Since Wendell was in town, Fair organizers decided to make the best of his visit by also arranging a homegrown breakfast with Wendell and 50 Maine farmers in an intimate setting. The dilemma of figuring out who would attend was decentralized and equitably solved by allotting two place settings per county. Because of Aroostook County’s large size it was offered four seats.
Word circulated, but the impracticality of a 7 a.m. breakfast for farmers in distant Aroostook was not missed by anyone. On a lark, I got a hold of my friend Stu across the line and farming in Debec, New Brunswick, Canada. We weighed the logistics and fortunately had enough wisdom to understand this was a rare opportunity too good to pass up.
We agreed to meet in Houlton at 2:30 a.m. I got up at half-past one, quickly milked the cow, and met Stu, who to this day has the admirable habit of always being on time. We traveled most of the remaining 200 miles on the newly opened southbound two-lanes of I-95. We made good time, didn’t get lost and arrived with 15 minutes to spare.
Inside a meeting room, the farmers and Wendell loaded up their plates with piles of organic bacon, eggs and potatoes. After a while, Wendell got up and spoke to the group for most of a half-hour. It was evident to all that Wendell was in his element speaking to this small, focused group of fellow farmers.
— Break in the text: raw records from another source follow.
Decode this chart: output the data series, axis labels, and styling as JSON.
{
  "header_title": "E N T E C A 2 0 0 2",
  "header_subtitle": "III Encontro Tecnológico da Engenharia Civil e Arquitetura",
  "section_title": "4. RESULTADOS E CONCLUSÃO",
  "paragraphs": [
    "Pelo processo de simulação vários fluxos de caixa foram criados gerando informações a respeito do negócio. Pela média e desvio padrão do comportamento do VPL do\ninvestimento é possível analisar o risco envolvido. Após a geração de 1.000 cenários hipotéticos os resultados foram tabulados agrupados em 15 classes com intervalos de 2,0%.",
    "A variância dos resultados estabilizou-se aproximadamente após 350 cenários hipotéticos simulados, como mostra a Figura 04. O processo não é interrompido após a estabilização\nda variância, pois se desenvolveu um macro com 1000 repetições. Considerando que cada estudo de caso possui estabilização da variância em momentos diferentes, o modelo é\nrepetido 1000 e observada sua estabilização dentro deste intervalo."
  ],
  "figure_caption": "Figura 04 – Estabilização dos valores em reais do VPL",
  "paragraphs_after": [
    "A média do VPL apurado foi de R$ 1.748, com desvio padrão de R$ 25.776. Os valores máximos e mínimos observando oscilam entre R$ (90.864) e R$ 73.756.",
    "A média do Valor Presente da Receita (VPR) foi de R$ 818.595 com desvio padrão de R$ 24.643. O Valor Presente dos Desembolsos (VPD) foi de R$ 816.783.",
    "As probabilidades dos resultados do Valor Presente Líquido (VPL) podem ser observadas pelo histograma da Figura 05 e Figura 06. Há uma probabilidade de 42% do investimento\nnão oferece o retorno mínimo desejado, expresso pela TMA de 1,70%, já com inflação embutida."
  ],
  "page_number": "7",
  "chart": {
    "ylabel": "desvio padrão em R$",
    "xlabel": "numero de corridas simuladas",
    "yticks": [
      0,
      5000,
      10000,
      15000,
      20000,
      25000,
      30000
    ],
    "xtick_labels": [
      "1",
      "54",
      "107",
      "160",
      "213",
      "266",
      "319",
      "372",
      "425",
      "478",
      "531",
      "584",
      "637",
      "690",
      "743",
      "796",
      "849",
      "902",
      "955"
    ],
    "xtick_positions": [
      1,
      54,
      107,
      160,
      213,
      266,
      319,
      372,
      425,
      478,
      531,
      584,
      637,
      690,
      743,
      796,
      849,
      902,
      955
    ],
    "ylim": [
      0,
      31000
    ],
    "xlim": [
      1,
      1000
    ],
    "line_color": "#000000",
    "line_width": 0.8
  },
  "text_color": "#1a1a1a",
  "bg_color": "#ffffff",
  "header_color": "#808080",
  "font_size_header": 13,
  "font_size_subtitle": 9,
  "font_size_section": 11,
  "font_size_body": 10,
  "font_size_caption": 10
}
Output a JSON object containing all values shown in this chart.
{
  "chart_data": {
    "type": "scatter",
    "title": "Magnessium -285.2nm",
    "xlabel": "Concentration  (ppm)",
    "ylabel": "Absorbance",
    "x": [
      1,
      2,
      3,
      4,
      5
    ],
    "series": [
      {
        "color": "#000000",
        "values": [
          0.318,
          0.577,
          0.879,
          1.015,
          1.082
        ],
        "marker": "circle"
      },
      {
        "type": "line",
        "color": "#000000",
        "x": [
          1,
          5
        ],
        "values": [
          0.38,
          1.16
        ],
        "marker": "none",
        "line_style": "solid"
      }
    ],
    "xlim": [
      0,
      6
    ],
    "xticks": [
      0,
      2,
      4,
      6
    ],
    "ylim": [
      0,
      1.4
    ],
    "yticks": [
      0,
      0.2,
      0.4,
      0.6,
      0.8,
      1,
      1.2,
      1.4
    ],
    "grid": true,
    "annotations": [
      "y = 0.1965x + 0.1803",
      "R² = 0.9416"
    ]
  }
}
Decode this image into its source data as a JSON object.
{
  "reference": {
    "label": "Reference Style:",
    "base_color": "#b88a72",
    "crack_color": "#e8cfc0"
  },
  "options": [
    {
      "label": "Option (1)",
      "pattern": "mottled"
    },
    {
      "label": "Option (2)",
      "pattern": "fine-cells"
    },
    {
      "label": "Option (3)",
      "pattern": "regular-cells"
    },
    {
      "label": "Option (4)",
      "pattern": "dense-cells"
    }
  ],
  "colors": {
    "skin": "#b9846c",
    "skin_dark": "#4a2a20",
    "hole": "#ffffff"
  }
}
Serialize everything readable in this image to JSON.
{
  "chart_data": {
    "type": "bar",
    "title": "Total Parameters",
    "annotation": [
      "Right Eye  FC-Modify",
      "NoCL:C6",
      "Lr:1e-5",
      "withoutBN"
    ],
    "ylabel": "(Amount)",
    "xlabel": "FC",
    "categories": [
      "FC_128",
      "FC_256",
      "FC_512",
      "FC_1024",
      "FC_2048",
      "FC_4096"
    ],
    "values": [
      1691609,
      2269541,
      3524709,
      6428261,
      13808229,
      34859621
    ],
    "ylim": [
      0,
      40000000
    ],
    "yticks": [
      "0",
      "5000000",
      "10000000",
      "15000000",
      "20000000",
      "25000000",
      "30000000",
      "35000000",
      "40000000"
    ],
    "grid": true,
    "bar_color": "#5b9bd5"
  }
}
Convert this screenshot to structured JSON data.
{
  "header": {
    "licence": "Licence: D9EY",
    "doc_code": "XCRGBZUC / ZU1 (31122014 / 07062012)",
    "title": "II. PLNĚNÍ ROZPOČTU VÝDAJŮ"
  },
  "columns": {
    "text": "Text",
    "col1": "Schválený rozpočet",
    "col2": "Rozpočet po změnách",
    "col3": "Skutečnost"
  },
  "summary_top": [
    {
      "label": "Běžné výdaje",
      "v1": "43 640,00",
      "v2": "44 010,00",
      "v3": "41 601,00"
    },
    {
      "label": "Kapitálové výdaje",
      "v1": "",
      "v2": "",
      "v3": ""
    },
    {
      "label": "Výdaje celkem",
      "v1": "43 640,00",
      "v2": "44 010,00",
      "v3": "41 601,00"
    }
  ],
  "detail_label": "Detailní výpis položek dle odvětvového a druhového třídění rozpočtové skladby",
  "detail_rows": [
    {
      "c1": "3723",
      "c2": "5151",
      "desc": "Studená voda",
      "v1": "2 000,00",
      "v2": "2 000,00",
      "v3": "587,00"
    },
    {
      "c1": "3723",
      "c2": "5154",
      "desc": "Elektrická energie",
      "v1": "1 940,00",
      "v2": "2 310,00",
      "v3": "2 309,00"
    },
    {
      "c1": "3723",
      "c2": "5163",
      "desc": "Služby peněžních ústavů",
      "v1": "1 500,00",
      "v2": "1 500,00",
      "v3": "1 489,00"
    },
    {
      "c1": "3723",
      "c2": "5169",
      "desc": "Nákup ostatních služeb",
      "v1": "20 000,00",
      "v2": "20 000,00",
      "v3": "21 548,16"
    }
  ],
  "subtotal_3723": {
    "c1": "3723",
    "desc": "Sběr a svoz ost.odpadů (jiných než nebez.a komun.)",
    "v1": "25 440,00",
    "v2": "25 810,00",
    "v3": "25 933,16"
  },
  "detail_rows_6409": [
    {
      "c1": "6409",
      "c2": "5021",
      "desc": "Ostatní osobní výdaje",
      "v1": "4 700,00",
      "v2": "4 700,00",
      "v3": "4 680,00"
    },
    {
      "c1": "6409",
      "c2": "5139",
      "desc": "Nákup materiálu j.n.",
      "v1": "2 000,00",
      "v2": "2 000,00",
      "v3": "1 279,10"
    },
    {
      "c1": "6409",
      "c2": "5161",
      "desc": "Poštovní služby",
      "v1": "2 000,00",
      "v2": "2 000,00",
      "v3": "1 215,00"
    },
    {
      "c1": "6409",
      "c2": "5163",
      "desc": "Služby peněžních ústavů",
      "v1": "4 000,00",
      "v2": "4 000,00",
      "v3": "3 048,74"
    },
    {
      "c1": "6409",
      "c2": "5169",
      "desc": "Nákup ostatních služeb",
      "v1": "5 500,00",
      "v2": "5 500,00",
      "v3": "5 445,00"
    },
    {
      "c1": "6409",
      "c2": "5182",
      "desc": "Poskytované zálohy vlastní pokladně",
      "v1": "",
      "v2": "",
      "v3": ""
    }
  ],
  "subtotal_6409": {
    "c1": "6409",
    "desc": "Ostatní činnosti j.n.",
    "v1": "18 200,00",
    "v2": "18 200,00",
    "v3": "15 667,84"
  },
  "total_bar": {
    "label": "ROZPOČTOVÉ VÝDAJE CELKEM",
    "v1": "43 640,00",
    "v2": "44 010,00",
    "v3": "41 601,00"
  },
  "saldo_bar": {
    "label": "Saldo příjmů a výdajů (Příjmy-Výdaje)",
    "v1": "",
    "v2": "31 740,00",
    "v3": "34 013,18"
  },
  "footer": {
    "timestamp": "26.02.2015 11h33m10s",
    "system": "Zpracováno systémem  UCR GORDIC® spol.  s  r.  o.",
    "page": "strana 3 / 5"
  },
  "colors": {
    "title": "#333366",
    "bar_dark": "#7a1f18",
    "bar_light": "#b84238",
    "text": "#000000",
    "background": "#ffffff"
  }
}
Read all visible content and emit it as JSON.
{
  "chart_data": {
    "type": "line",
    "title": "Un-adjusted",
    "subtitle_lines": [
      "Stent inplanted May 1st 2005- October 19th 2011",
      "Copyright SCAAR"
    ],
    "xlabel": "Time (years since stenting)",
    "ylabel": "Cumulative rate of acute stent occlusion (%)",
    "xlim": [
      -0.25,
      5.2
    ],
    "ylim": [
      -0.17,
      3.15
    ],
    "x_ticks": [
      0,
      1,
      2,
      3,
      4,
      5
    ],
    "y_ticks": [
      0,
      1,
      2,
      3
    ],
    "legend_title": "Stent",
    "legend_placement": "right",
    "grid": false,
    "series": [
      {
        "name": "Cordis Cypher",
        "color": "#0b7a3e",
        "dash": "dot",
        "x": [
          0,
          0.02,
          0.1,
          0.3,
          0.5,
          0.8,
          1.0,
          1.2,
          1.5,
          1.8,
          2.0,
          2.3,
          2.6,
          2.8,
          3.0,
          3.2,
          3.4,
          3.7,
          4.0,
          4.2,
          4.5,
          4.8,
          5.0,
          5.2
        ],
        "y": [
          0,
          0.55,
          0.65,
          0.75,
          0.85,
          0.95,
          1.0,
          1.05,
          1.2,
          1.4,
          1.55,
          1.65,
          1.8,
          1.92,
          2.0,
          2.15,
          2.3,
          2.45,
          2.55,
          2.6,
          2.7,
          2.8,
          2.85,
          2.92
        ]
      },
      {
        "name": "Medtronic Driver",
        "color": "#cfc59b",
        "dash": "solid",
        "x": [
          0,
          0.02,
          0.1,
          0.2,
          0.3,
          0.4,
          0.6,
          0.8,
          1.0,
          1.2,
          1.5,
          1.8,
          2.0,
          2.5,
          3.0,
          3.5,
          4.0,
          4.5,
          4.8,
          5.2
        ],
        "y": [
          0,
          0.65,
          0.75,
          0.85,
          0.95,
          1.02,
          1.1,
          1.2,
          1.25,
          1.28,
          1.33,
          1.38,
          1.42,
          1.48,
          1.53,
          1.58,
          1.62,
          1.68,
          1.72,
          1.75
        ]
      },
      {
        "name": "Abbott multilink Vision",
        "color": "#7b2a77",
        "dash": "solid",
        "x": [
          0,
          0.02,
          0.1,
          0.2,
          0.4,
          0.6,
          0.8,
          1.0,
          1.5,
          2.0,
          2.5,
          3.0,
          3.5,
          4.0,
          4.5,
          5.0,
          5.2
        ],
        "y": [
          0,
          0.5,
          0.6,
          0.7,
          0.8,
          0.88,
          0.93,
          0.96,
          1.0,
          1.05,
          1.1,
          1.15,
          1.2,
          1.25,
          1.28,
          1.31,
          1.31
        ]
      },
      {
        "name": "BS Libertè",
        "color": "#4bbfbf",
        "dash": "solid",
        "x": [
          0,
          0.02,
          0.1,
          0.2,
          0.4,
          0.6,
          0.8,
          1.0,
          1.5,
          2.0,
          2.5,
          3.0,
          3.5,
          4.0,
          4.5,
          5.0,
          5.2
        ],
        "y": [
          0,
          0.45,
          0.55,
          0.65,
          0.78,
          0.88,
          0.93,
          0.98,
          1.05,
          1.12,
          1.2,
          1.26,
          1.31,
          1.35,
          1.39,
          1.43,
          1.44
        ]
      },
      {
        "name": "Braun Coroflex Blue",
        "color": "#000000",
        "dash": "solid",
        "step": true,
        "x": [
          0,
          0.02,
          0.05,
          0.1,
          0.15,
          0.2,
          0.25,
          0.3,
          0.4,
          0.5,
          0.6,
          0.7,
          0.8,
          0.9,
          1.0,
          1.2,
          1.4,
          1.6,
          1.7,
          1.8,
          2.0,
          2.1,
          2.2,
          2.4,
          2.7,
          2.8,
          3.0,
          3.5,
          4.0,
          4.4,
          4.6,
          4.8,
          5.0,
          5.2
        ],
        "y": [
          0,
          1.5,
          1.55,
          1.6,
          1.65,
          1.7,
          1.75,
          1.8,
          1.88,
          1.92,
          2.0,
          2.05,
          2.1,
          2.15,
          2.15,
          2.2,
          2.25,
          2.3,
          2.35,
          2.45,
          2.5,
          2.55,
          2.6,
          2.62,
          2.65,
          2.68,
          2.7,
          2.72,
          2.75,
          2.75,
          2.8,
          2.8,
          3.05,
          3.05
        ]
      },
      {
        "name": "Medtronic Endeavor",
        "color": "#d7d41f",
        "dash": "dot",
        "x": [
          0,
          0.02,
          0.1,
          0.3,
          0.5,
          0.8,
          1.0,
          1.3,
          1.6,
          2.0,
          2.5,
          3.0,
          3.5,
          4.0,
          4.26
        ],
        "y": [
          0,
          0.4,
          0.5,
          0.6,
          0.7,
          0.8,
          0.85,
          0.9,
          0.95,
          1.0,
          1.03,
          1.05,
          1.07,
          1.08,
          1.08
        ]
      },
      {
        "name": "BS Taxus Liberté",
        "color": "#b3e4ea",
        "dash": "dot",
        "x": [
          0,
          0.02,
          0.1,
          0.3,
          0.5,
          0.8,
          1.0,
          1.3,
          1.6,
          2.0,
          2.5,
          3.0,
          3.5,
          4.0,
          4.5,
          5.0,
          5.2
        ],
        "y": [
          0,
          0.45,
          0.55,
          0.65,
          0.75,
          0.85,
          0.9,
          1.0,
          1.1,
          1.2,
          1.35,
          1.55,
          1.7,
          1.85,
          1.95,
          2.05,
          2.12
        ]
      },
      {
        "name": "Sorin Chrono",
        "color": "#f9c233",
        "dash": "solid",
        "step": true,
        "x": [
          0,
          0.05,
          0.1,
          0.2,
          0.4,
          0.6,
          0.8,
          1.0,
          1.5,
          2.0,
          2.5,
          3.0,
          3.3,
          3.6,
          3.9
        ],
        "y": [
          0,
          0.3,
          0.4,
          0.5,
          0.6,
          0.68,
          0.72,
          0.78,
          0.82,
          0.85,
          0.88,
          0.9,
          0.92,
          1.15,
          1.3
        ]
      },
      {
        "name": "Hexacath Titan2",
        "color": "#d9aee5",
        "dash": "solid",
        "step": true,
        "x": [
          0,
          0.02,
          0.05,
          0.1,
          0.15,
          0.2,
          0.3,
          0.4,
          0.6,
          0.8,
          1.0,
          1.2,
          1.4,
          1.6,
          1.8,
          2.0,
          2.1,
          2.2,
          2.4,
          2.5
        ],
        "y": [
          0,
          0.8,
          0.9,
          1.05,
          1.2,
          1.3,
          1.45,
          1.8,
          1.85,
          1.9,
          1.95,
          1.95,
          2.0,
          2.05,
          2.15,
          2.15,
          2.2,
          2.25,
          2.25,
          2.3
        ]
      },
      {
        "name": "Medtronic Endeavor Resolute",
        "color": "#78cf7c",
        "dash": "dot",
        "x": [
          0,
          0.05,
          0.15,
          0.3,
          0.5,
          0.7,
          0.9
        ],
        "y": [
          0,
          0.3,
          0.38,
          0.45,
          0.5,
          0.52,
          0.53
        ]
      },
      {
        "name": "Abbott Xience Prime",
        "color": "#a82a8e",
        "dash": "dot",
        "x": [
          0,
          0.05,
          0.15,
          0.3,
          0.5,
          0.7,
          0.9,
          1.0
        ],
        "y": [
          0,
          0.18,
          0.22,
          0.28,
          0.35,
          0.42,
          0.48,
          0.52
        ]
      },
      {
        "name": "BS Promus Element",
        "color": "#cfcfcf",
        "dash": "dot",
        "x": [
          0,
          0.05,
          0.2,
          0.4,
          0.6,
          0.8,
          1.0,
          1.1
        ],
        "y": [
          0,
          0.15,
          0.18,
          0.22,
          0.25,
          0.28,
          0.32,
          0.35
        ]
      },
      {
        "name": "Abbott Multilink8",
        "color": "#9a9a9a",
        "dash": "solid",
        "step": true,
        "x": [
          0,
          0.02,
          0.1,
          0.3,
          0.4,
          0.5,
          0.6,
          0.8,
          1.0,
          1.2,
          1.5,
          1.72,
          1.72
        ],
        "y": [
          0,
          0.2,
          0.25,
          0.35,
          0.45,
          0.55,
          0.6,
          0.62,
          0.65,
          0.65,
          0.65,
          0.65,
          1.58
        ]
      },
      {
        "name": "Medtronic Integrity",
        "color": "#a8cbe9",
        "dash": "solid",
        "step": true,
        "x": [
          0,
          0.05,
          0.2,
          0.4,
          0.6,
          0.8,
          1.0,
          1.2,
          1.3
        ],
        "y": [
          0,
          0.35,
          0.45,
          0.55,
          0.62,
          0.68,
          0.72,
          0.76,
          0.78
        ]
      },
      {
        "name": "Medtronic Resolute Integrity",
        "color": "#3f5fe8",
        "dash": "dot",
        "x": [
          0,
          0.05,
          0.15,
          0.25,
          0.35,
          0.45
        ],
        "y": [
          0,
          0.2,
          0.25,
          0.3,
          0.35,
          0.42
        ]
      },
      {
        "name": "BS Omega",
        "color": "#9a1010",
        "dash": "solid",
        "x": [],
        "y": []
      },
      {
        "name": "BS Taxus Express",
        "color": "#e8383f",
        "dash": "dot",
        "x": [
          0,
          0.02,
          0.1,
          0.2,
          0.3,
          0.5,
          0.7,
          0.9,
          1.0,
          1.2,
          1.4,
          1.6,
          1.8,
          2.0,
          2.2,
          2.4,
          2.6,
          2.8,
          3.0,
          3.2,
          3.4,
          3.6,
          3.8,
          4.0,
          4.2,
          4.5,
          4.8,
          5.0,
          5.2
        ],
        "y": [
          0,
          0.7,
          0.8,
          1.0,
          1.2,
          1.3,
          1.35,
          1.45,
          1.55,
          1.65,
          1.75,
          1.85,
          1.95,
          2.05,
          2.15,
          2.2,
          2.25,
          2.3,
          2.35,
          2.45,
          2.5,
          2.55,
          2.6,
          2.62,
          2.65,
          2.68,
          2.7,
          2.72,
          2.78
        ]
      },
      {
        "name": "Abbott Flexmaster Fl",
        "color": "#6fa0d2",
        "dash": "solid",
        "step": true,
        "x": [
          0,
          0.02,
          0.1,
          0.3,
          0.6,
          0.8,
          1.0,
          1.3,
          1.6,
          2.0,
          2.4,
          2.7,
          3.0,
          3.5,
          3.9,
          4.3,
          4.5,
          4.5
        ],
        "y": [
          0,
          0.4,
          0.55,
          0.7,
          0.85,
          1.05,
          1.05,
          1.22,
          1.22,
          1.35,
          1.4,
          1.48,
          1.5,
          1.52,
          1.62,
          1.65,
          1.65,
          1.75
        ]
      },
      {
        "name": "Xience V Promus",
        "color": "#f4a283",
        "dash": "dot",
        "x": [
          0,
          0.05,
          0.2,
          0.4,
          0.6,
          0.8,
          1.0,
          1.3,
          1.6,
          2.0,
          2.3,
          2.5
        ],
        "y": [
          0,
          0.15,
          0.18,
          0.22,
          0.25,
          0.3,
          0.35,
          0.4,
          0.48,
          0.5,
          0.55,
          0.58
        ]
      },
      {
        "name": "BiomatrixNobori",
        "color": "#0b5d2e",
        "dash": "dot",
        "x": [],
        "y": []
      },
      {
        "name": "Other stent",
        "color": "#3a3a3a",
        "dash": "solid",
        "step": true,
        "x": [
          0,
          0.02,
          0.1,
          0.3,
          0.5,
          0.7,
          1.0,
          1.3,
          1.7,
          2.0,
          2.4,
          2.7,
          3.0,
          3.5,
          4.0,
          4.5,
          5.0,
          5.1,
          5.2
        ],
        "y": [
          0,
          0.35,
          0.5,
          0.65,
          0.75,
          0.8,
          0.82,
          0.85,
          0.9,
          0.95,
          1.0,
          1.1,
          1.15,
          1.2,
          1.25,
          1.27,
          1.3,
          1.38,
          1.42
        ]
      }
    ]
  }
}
Then it was the farmers’ turn to speak and channel the discussion. There is no doubt most of the farmers in the room had been reading Wendell’s recently released epic work, ‘The Unsettling of America.’ One farmer, only half-joking, said that as he read the book he heard the words as if spoken in a Maine accent. Because the other farmers were in the same boat as well, the light-hearted comment generated an immediate roomful of laughter which included Wendell’s deep Kentucky drawl.”